Said Aurora Cannabis CEO Terry Booth:
Having successfully met all of BMO’s stringent risk assessment and other due diligence criteria to establish this facility reflects well on the maturity, progress and prospects of Aurora, as well as the quality and economic value of our production facilities. This is by far the largest traditional debt facility in the cannabis industry to date. The funds provide us additional fuel to complement our end-to-end portfolio of vertically integrated, geographically and horizontally diversified assets, aimed at building a pre-eminent global cannabis company with a superior margin profile.

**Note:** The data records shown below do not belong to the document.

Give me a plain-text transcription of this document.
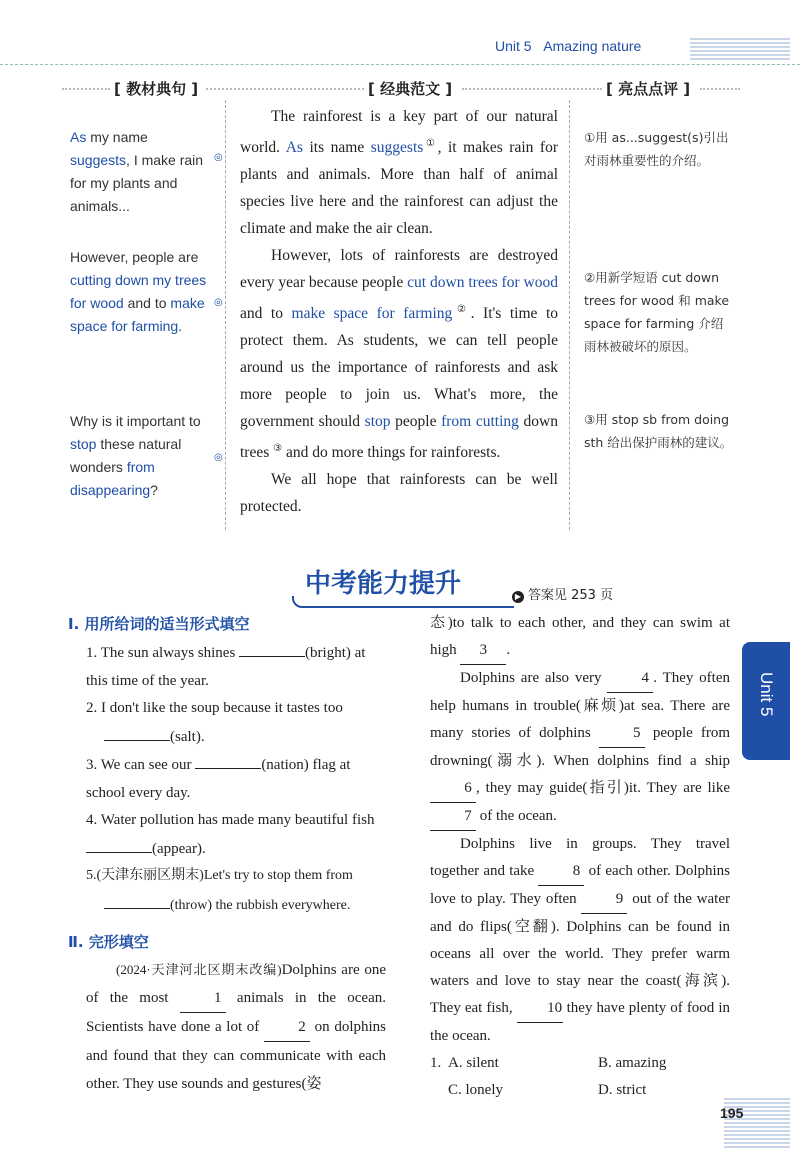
Unit 5 Amazing nature
[ 教材典句 ]	[ 经典范文 ]	[ 亮点点评 ]

As my name suggests, I make rain for my plants and animals...

However, people are cutting down my trees for wood and to make space for farming.

Why is it important to stop these natural wonders from disappearing?

◎
◎
◎

The rainforest is a key part of our natural world. As its name suggests①, it makes rain for plants and animals. More than half of animal species live here and the rainforest can adjust the climate and make the air clean.

However, lots of rainforests are destroyed every year because people cut down trees for wood and to make space for farming②. It's time to protect them. As students, we can tell people around us the importance of rainforests and ask more people to join us. What's more, the government should stop people from cutting down trees ③ and do more things for rainforests.

We all hope that rainforests can be well protected.

①用 as...suggest(s)引出对雨林重要性的介绍。

②用新学短语 cut down trees for wood 和 make space for farming 介绍雨林被破坏的原因。

③用 stop sb from doing sth 给出保护雨林的建议。

中考能力提升	▶ 答案见 253 页
Ⅰ. 用所给词的适当形式填空
1. The sun always shines	(bright) at this time of the year.
2. I don't like the soup because it tastes too (salt).
3. We can see our	(nation) flag at school every day.
4. Water pollution has made many beautiful fish (appear).
5.(天津东丽区期末)Let's try to stop them from (throw) the rubbish everywhere.
Ⅱ. 完形填空
(2024·天津河北区期末改编)Dolphins are one of the most 1 animals in the ocean. Scientists have done a lot of 2 on dolphins and found that they can communicate with each other. They use sounds and gestures(姿

态)to talk to each other, and they can swim at high 3 .

Dolphins are also very 4 . They often help humans in trouble(麻烦)at sea. There are many stories of dolphins 5 people from drowning(溺水). When dolphins find a ship 6 , they may guide(指引)it. They are like 7 of the ocean.

Dolphins live in groups. They travel together and take 8 of each other. Dolphins love to play. They often 9 out of the water and do flips(空翻). Dolphins can be found in oceans all over the world. They prefer warm waters and love to stay near the coast(海滨). They eat fish, 10 they have plenty of food in the ocean.

1. A. silent	B. amazing
C. lonely	D. strict
Unit 5
195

Interestingly enough, though, this wasn’t Bank of Montreal’s first foray into the legal cannabis industry. Back in January, Bank of Montreal, along with GMP Securities, led a bought-deal offering for Canopy Growth Corporation that would see more than 5 million shares of common stock, valued at roughly CA$175 million at the time, be sold. Call it a prescient move or a cunning business decision, but Bank of Montreal looks to be a frontrunner among Canada’s major banks to lead financing activities for the legal cannabis industry.
Mixed emotions for investors
On one hand, the entrance of major banks into the legal cannabis space should be marked with a round of applause from investors. For these companies, finally having access to the same basic financial services as traditional businesses is a big step in the right direction. It should ease any sort of near- and intermediate-term capital concerns for most pot stocks, as well as provide a means for continued consolidation in the marijuana industry, which is where the trend has been heading in recent months.
But don’t think for a moment that gaining access to basic banking services makes the negatives associated with previous bought-deal offerings disappear with the flip of a switch.
As noted, most growers have stock options, warrants, and/or convertible debentures on their books that could vastly increase their outstanding share counts over the next couple of years. Yes, these instruments have been vital in generating capital for pot stocks, but they’re going to make life unpleasant for investors. Not only does an increase in the outstanding share count dilute the value of existing shares, but it makes it more difficult for publicly traded marijuana stocks to turn a meaningful per-share profit since net income is divided by a growing number of outstanding shares.
In other words, legalization is great news over the long run, but even new banking relationships won’t fix the damage done by bought-deal offerings for a majority of marijuana stocks in the near and intermediate term.